Misadventures of a Curvy Girl (Misadventures #18)(52)







Chapter Eighteen





Ireland





Two Weeks Later

“Ireland, there’s someone here to see you.”

I look up from my desk to see Drew standing next to it, looking mildly uncomfortable. My heart seizes at the same time as my stomach clenches. “Is it Caleb?” I whisper, hoping for it to be and also dreading it at the same time. It’s been two weeks since I left the farm, two weeks of nonstop calls and texts and voicemails from my boys. Caleb’s resorted to trying to get a message to me through Drew.

And Ben…he’s mailed me letters. In his heart-wrenchingly precise print, he begs me to come home, tells me he loves me over and over again, will sleep the whole night through with me every night for the rest of our lives…

I’ve broken their hearts by leaving, but what could I have done? What could I have said? I have objective proof that I’ll ruin your lives if I let you love me? The world will never accept that you love me and my body….and I don’t know that I can accept it either?

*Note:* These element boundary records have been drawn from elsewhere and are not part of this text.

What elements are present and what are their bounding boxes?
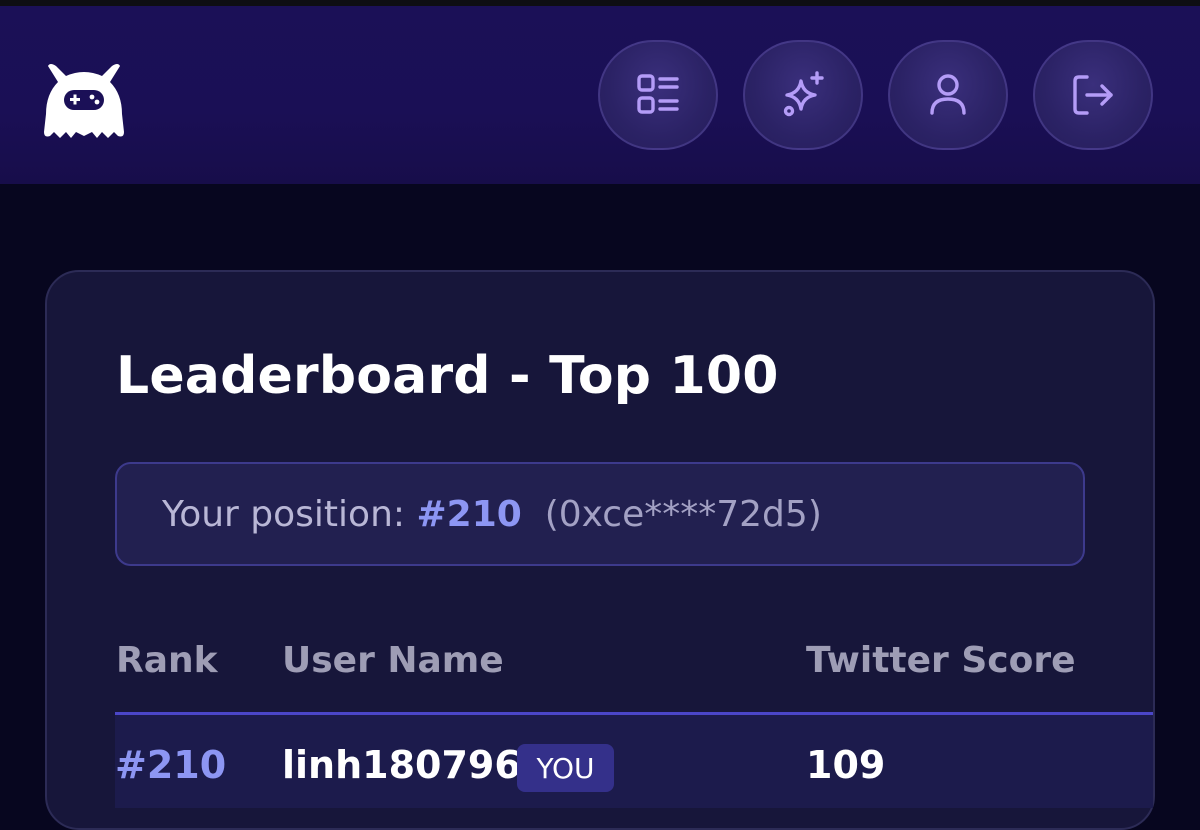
column-header-user-name[interactable]: User Name	[282, 640, 504, 681]
row-twitter-score: 109	[806, 743, 886, 787]
dashboard-button[interactable]	[598, 40, 718, 150]
app-header	[0, 6, 1200, 184]
logout-icon	[1073, 75, 1113, 115]
column-header-rank[interactable]: Rank	[116, 640, 218, 681]
your-position: Your position: #210 (0xce****72d5)	[162, 494, 822, 535]
user-icon	[930, 74, 966, 115]
column-header-twitter-score[interactable]: Twitter Score	[806, 640, 1076, 681]
you-badge: YOU	[517, 744, 614, 792]
page-title: Leaderboard - Top 100	[116, 346, 779, 406]
wallet-address: (0xce****72d5)	[544, 494, 822, 535]
position-rank: #210	[416, 494, 522, 535]
row-user-name: linh180796	[282, 743, 521, 787]
gamepad-mascot-icon[interactable]	[42, 58, 126, 140]
position-label: Your position:	[162, 494, 406, 535]
table-row[interactable]	[115, 715, 1153, 808]
profile-button[interactable]	[888, 40, 1008, 150]
features-button[interactable]	[743, 40, 863, 150]
list-grid-icon	[637, 74, 679, 114]
sparkles-icon	[783, 71, 824, 117]
logout-button[interactable]	[1033, 40, 1153, 150]
row-rank: #210	[115, 743, 227, 787]
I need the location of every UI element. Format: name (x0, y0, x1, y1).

They would have tried to talk me out of these conclusions, they would have fought for me to stay, and I wouldn’t have been able to bear it. I would have caved and stayed and then hated myself for my weakness as the months dragged on and their lives became worse and worse.

No, this was for their own good, and my own good as well. I needed a harsh dose of reality.

That doesn’t make it any easier, though. Drew has found me crying in the break room more than once, and I’ve fallen asleep at night only by drinking way too many vodka lemonades and sleeping on the couch.

It’s too hard to sleep alone in a bed now that I know what it feels like to sleep tangled and warm with two other people.

But I did the right thing. Of that, I’m certain.

So I push away my disappointment when Drew shakes his head. “No, it’s a woman. But Caleb did call again this morning. Are you sure you can’t—?”

“I’m sure,” I interrupt, the lie stinging my lips as it comes out. “As sure as sure can be.”





Typeset is a very typical kind of marketing office—it’s almost insufferably trendy, with exposed brick and an open workroom with rows of shared desks. Only the meeting rooms provide any modicum of privacy, and even then the privacy is fairly notional, given the walls and doors are made of glass.

This is where I meet my visitor, a young woman standing by the window looking out over the skyline. She’s wearing jeans and a tight T-shirt, so she’s not the typical Typeset client or the kind of young professional who haunts this part of the city. She turns to face me, and I realize two things at once.

First, she’s got the kind of body I long to have. Small breasts, model height, the majority of her weight around her hips and in her thighs. Pear-shaped, but the sexiest fucking pear in the world. Even though she probably weighs as much as me or more, she looks like she belongs in a catalog or on a runway, whereas I look like an extra bar wench on a medieval film set.

The second thing I realize is that she’s also staggeringly beautiful. No makeup. Simple clothes. She’s flawlessly skinned and glowing, gorgeous without all the things I use as a mask—the lipsticks and the bright colors. She’s effortless and easy and perfect. Damn her.

“Hello,” she says, picking a chair and sitting down, as if this is her meeting room and not mine. “You Ireland?”

“Um, yes,” I say. “I’m sorry, have we—?”

She waves a hand. “No, but why would we have? I’m Mackenna.”

“Okay…” I say hesitantly, feeling like I should be able to infer more from her name than I am.

“Caleb and Ben’s ex-girlfriend,” she supplies.

“Oh,” I say, surprised, and then, “Oh,” as I realize I have no idea why she’s here, but it can’t be good. “Look,” I say, trying to head off any ex drama at the pass, “we’re actually not together anymore—”

Another hand wave. She’s got the Deathly Hallows symbol tattooed on her wrist and an old-fashioned Mom tattoo splashing across her upper arm. She has gold-brown skin, coffee-colored eyes that gleam in the hot sunlight coming in through the window, and glossy, thick hair that looks so good I want to bite my knuckle in jealousy.

Impatient. That’s what Caleb had said about her, and as I look at her now, I can see it. In the way she shakes her silky hair out of her eyes and sucks the front of her teeth, in the tapping of her foot and the quick smooths over her clothes.

“Caleb said you’d left them when I called,” she explains. “You don’t have to walk me through the timeline.”

“Caleb said—wait, what? When you called?” Jealousy more bitter and distinct than body envy scratches at the inside of my chest. “Do you call Caleb a lot?”

Mackenna rolls her eyes. “It’s not like that, princess. I saw your article in the paper. I was already meaning to call after the storm—to check in and all that. See if my favorite tree was still there by the creek. Anyway,” she says loudly, as if bored by her own story, “after I saw the picture of you three, I really wanted to call and tell them, well, you know.” She stares at me as if the end of her explanation is obvious.

I feel silly. Abashed. Significantly less pretty and interesting than she is.